Fix DNS_ERROR_RCODE_BADSIG (0X00002338) – DNS signature failed
DNS signature verification failed on a signed zone. Ruling cause: mismatched DNSSEC keys after a rollover. Second: stale trust anchors in resolvers. Third: clock skew.
1. Stale DNSSEC trust anchor on the resolver
This is the most common reason for 0X00002338. Your recursive resolver holds an old trust anchor that doesn't match what the authoritative server is using. You'll see this after the root zone KSK rollover (which happens every few years) or after you manually updated a signed zone's keys.
On a Windows Server 2022/2019 DNS running as a resolver, run this PowerShell to clear and refresh the trust anchors:
Clear-DnsServerTrustAnchor -ZoneName "." -Force
Get-DnsServerZone | Where-Object {$_.ZoneType -eq 'Primary'} | Update-DnsServerZone
# After this, restart the DNS service
Restart-Service DNS
For BIND 9.18+ on Linux, check /etc/bind/named.conf.options for a trust-anchors section. If you see a hard-coded key, comment it out and let BIND auto-trust the root. Then run:
rndc reconfig
rndc flush
rndc validation newkey .
Don't bother with rndc validation status checking first — just run the reset. I've seen resolvers silently hold onto revoked keys for weeks.

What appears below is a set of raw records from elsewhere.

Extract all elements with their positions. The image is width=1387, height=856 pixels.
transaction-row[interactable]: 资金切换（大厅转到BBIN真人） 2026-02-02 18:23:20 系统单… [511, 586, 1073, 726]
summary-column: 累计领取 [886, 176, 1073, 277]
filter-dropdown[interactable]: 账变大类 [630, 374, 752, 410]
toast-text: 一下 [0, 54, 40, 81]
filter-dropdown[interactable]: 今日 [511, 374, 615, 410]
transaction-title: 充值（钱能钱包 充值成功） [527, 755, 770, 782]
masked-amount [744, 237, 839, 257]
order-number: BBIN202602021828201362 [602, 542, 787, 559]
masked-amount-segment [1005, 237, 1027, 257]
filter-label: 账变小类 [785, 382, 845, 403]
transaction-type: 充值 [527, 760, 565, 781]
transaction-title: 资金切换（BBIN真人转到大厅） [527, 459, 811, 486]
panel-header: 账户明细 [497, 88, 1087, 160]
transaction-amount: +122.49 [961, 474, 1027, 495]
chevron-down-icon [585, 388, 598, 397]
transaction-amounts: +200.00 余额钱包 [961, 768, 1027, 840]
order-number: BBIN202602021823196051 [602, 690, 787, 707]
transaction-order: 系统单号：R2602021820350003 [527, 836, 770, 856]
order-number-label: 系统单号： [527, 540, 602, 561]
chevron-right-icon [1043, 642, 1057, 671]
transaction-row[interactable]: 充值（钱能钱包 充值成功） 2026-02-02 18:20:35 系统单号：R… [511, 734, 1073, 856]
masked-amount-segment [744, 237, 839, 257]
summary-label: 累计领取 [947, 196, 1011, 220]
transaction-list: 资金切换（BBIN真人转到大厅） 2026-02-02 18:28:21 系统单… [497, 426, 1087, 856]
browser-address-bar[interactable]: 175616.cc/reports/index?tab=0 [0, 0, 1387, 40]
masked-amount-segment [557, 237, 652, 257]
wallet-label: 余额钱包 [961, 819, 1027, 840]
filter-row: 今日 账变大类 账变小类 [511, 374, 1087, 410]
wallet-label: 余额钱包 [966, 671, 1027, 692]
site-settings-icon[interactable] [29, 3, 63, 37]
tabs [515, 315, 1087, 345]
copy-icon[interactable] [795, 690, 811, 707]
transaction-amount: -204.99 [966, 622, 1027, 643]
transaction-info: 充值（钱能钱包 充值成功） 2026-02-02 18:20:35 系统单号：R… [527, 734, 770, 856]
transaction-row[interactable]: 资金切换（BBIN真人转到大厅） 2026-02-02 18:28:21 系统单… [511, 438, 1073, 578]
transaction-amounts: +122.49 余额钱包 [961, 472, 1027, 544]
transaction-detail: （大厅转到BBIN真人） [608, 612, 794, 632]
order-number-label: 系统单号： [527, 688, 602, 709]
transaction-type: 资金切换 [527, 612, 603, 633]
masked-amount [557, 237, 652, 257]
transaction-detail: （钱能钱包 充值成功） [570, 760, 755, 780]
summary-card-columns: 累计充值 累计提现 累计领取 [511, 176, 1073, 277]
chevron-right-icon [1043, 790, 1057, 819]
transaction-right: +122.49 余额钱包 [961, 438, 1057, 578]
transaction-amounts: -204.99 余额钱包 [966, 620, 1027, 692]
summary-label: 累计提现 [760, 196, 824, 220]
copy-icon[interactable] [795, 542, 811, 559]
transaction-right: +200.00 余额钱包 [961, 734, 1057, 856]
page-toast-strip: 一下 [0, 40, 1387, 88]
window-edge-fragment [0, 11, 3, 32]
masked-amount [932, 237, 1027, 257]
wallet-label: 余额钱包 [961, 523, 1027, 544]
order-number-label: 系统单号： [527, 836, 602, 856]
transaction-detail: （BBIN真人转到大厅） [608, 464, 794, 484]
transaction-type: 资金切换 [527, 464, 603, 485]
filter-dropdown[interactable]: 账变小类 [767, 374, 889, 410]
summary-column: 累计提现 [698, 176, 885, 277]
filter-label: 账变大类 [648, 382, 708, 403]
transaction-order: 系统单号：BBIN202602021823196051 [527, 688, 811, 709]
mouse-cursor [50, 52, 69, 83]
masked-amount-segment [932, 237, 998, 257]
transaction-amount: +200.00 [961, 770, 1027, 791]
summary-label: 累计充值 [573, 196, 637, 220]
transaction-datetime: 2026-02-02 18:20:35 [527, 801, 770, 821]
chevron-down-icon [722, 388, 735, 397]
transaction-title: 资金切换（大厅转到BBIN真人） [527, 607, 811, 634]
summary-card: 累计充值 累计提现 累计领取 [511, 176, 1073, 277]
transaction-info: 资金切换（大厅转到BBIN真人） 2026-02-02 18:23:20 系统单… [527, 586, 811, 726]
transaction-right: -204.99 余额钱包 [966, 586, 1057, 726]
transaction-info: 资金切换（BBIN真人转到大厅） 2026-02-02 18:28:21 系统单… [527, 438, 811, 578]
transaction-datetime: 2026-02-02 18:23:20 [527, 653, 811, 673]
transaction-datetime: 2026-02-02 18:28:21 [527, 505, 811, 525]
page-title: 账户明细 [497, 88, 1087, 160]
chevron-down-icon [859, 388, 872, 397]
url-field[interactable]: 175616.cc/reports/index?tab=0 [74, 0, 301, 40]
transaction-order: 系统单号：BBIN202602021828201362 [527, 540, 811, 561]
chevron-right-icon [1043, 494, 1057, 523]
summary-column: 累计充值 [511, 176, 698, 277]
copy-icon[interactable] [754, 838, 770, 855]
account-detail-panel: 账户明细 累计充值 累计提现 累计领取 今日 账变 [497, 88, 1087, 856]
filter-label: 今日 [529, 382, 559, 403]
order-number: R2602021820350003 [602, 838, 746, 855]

2. Active DNSSEC key rollover mismatch on your authoritative zone
If you manage your own signed zones, the culprit here is almost always a KSK or ZSK rollover that wasn't fully published before switching to the new key. Standard procedure: publish new key, wait TTL of the old DNSKEY (usually 2–24 hours), then switch signing to the new key. If you skipped a step, resolvers see a signature from a key they don't have.
Verify your zone's keys with dig from an external machine:
dig +dnssec yourdomain.com DNSKEY
# Look for RRSIG records with different keytags than the DNSKEY records
If there's a mismatch, you need to regenerate the zone with the correct keys. On a Windows Server running DNSSEC via the GUI:
- Open DNS Manager
- Right-click your zone → DNSSEC → Properties
- Go to the Key Signing Keys tab. Remove all keys except the current one. Then add a new KSK and ZSK.
- Click OK. The zone will re-sign.
On BIND, the fastest fix is to delete the K*.private and K*.key files for old keys in /var/named/keys/ and run dnssec-signzone again. Example:
dnssec-signzone -A -3 $(head -c 16 /dev/random | sha256sum) -K /var/named/keys/ -o yourdomain.com /var/named/dynamic/yourdomain.com.db
I've seen admins forget to remove old key files from the zone directory — BIND picks them up and creates signatures that don't match the live DNSKEY set. Always clean up.
3. Clock skew between resolver and authoritative server
DNSSEC signatures have a validity window (usually 1–7 days). If your resolver's clock is off by more than a few hours, validation fails with BADSIG. This is surprisingly common on VMs with snapshots that paused the RTC. Check time sync first, not DNS.
On Windows Server:
w32tm /query /status | findstr "Stratum"
# If stratum > 3, run:
w32tm /resync /rediscover
On Linux:
timedatectl status
timedatectl set-ntp yes
systemctl restart systemd-timesyncd
# Or for old NTP setups:
ntpq -p
ntpdate -b -u 0.pool.ntp.org
Once time is corrected, flush the resolver cache and test again:
dig +dnssec yourdomain.com | grep -E "status:|SERVFAIL|BADSIG"
# Should return NOERROR, not SERVFAIL
Quick-reference summary
| Cause | Fix | Test command |
|---|---|---|
| Stale trust anchor on resolver | Clear-DnsServerTrustAnchor or rndc validation newkey | dig +dnssec . SOA |
| Key rollover mismatch on authoritative zone | Regenerate zone with current keys only, remove old key files | dig +dnssec yourdomain.com DNSKEY |
| Clock skew > 5 minutes | Sync NTP, restart resolver cache | dig +dnssec yourdomain.com |
If none of these fix it, check if your firewall or proxy is stripping DNSSEC records. I've seen corporate Sophos and Fortinet appliances mangle EDNS0 options. Disable DNSSEC validation on the security device, not the DNS server.